Costa Smeralda ha llegado por primera vez a Barcelona, para su primer repostaje. El nuevo buque insignia de la compañía está propulsado por gas natural licuado (GNL), que representa una innovación en la industria de cruceros en la que el Grupo Costa se posiciona como pionero, y que reducirá el impacto medioambiental de forma significativa.

El uso de GNL supone un importante desarrollo hacia la innovación responsable y la protección medioambiental. La eliminación de las emisiones de dióxido de azufre (cero emisiones) y la reducción de partículas entre un 95-100% garantiza la mejora de la calidad del aire. Este combustible reduce también las emisiones de óxido de nitrógeno (en un 85%) y CO2 (hasta el 20%).
Barcelona es el primer puerto en dar la bienvenida al Costa Smeralda tras su salida del astillero Meyer en Turku, donde ha sido construido. Para celebrar la llegada de la última incorporación a la flota de la compañía de cruceros ha tenido lugar el intercambio de metopas. Durante su parada en Barcelona, el barco ha sido repostado por GNL y varios medios y agentes de viajes locales tuvieron la oportunidad de visitarlo.
El primer itinerario del nuevo barco partirá de Savona el próximo 21 de diciembre y llegará a Barcelona el 23 de diciembre como parte de un crucero de una semana, que recalará también en Marsella, Palma, Civitavecchia y La Spezia.
Costa Smeralda es el primer barco de Costa Cruceros en estar propulsado por GNL, tanto en puerto como en mar.
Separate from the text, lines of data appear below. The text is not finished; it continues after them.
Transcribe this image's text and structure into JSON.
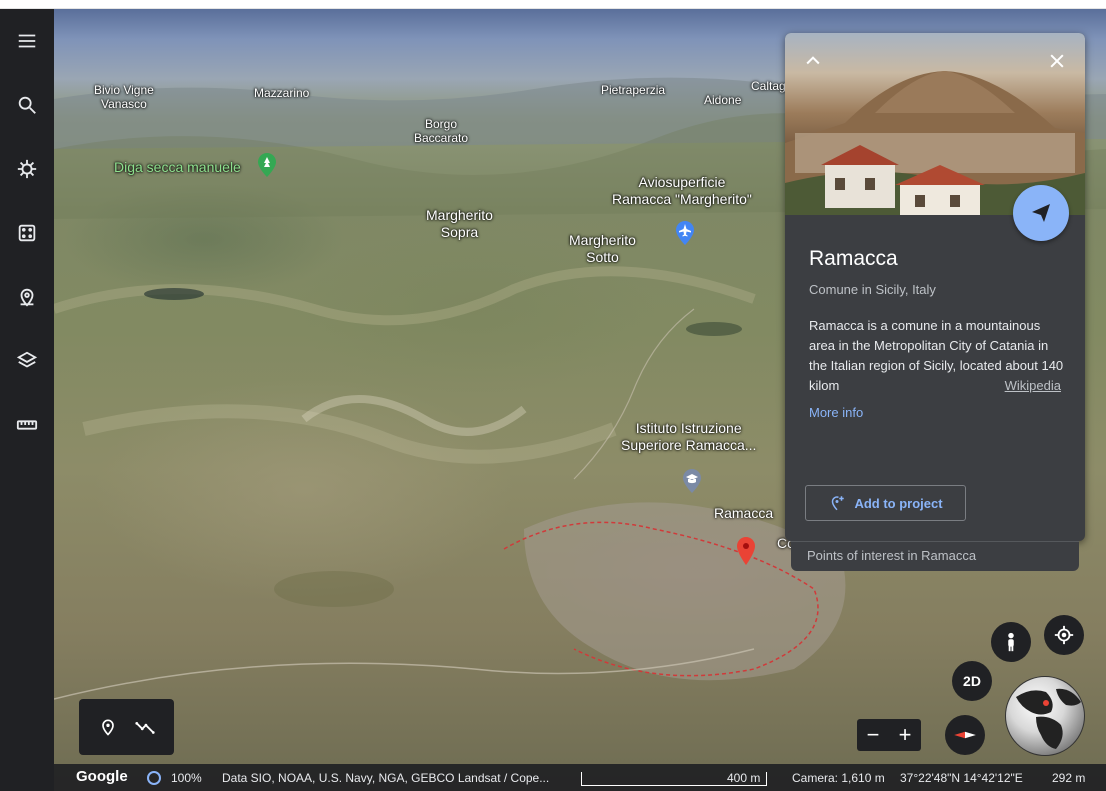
{
  "sidebar": {
    "items": [
      {
        "icon": "menu-icon"
      },
      {
        "icon": "search-icon"
      },
      {
        "icon": "voyager-icon"
      },
      {
        "icon": "dice-icon"
      },
      {
        "icon": "projects-icon"
      },
      {
        "icon": "layers-icon"
      },
      {
        "icon": "measure-icon"
      }
    ]
  },
  "map": {
    "labels": [
      {
        "text": "Bivio Vigne\nVanasco"
      },
      {
        "text": "Mazzarino"
      },
      {
        "text": "Borgo\nBaccarato"
      },
      {
        "text": "Pietraperzia"
      },
      {
        "text": "Aidone"
      },
      {
        "text": "Caltag"
      },
      {
        "text": "Diga secca manuele"
      },
      {
        "text": "Aviosuperficie\nRamacca \"Margherito\""
      },
      {
        "text": "Margherito\nSopra"
      },
      {
        "text": "Margherito\nSotto"
      },
      {
        "text": "Istituto Istruzione\nSuperiore Ramacca..."
      },
      {
        "text": "Ramacca"
      },
      {
        "text": "Co"
      }
    ]
  },
  "panel": {
    "title": "Ramacca",
    "subtitle": "Comune in Sicily, Italy",
    "description": "Ramacca is a comune in a mountainous area in the Metropolitan City of Catania in the Italian region of Sicily, located about 140 kilom",
    "wiki_link": "Wikipedia",
    "more_info": "More info",
    "add_to_project": "Add to project",
    "poi": "Points of interest in Ramacca"
  },
  "controls": {
    "view_2d": "2D",
    "zoom_out": "−",
    "zoom_in": "+"
  },
  "status": {
    "brand": "Google",
    "load_percent": "100%",
    "attribution": "Data SIO, NOAA, U.S. Navy, NGA, GEBCO  Landsat / Cope...",
    "scale": "400 m",
    "camera": "Camera: 1,610 m",
    "coords": "37°22'48\"N 14°42'12\"E",
    "elevation": "292 m"
  },
  "colors": {
    "sidebar_bg": "#202124",
    "panel_bg": "#3c3e42",
    "accent": "#8ab4f8"
  }
}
El nuevo buque es parte de un plan de expansión en el que el Grupo Costa ha invertido más de 6.000 millones de euros y que permitirá incorporar siete nuevos barcos hasta 2023. Cinco de estas naves – entre las que se incluyen el Costa Smeralda y su barco hermano en construcción, el Costa Toscana – estarán propulsadas por GNL, contribuyendo así a mitigar el impacto medioambiental de la flota al completo.
La nueva generación de barcos será clave para alcanzar la meta que se ha marcado el Grupo Costa: reducir las emisiones de CO2 de su flota en un 40% para 2020, diez años antes del objetivo establecido por la Organización Marítima Internacional (OMI).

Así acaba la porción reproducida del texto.